A fourth marker came in the 70th, once again from the boot of Di Vaio, giving him a brace for the evening as well as the MLS scoring lead. A long Felipe chip found a hard-charging Patrice Bernier running alongside Di Vaio, both having slipped behind the defence. The man wearing the captain’s armband slipped the ball to his left and Di Vaio leapfrogged over Vancouver’s Camilo and Chicago’s Mike Magee with his 15th of the present campaign.

Montreal capped off the evening with a fifth goal in the only minute of added time, once again on a play set in motion by a long Felipe pass from the midfield navel. The relay found Andrea Pisanu and the 31-year-old midfielder recorded his first goal of the year.

The Impact takes to the pitch again next Saturday in Philadelphia, once again with Biello directing the team’s fortunes as Schallibaum continues to sit out his most recent suspension.

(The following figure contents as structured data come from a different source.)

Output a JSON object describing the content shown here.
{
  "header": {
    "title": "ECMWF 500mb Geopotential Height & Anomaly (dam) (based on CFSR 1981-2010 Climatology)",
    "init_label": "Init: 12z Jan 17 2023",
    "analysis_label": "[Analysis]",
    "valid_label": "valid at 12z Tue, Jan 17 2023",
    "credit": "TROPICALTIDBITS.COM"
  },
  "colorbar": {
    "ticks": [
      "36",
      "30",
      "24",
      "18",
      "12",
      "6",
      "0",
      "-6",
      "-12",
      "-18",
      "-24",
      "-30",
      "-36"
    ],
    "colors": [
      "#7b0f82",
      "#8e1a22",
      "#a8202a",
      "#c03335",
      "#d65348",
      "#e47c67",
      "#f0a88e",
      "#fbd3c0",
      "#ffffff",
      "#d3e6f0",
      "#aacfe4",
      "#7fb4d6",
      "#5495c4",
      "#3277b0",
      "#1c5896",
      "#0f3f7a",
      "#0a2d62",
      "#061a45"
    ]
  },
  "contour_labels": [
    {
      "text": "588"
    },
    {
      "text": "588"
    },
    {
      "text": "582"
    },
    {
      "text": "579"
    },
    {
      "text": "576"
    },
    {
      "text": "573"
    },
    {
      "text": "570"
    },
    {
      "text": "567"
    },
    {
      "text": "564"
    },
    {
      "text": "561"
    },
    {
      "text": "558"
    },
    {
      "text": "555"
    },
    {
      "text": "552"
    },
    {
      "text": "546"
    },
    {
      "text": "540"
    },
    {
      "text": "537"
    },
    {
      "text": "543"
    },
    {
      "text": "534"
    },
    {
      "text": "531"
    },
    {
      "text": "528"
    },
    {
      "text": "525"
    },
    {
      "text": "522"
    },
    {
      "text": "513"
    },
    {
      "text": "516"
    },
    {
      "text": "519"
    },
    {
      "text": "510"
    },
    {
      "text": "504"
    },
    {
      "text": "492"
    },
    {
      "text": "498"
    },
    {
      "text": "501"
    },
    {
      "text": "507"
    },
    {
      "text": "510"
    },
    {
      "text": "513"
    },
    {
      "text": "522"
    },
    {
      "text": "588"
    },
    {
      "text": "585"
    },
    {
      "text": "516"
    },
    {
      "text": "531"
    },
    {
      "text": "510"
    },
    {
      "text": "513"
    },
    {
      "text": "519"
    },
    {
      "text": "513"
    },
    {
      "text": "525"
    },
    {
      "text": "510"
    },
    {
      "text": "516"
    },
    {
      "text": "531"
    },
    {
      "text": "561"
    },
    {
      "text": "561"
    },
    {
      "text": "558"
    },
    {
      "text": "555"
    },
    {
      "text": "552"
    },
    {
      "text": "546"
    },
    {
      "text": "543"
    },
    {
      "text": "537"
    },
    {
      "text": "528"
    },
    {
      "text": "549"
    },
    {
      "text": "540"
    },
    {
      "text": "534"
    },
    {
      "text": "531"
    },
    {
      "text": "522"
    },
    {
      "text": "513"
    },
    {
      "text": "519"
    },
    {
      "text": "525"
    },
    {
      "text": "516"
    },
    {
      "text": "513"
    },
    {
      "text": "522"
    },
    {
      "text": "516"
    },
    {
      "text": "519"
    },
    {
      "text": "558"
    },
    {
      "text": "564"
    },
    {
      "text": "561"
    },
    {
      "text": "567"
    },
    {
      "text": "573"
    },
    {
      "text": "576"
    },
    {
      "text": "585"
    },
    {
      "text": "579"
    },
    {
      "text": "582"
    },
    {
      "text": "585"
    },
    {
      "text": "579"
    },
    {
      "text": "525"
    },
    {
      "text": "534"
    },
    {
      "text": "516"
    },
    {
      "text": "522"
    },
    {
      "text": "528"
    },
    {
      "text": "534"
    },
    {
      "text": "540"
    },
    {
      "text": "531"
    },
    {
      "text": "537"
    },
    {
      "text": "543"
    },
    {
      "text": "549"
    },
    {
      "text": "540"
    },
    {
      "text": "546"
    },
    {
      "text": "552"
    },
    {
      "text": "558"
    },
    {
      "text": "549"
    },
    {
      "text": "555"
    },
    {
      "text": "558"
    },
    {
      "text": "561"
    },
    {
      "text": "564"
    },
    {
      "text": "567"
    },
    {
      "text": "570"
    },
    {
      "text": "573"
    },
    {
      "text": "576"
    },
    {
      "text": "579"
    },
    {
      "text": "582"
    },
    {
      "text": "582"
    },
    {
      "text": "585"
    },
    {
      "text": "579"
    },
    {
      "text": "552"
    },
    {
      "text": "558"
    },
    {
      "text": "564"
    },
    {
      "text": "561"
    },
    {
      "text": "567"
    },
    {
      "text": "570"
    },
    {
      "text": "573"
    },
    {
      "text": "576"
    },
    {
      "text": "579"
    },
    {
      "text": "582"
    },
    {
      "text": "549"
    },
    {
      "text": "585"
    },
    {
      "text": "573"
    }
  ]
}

THROW-INS: The Impact’s return from Guatemala City took a fair bit longer than anticipated after the 1-0 loss to CD Heredia on Wednesday. Scheduled for departure almost immediately after the match, the team’s Air Canada charter was delayed by mechanical problems and as a result the team did not arrive back in Montreal until late Thursday evening.

• Impact gaffer, Marco Schallibaum, has the rest of the month off, his two-game suspension in effect for tonight’s game as well as next Saturday’s tilt against the Union.

• The 1994 Montreal Impact squad was honoured before the opening whistle this evening with Pat Harrington, Rudy Doliscat, Grant Needham and Patrick Diotte among the former players introduced to the crowd.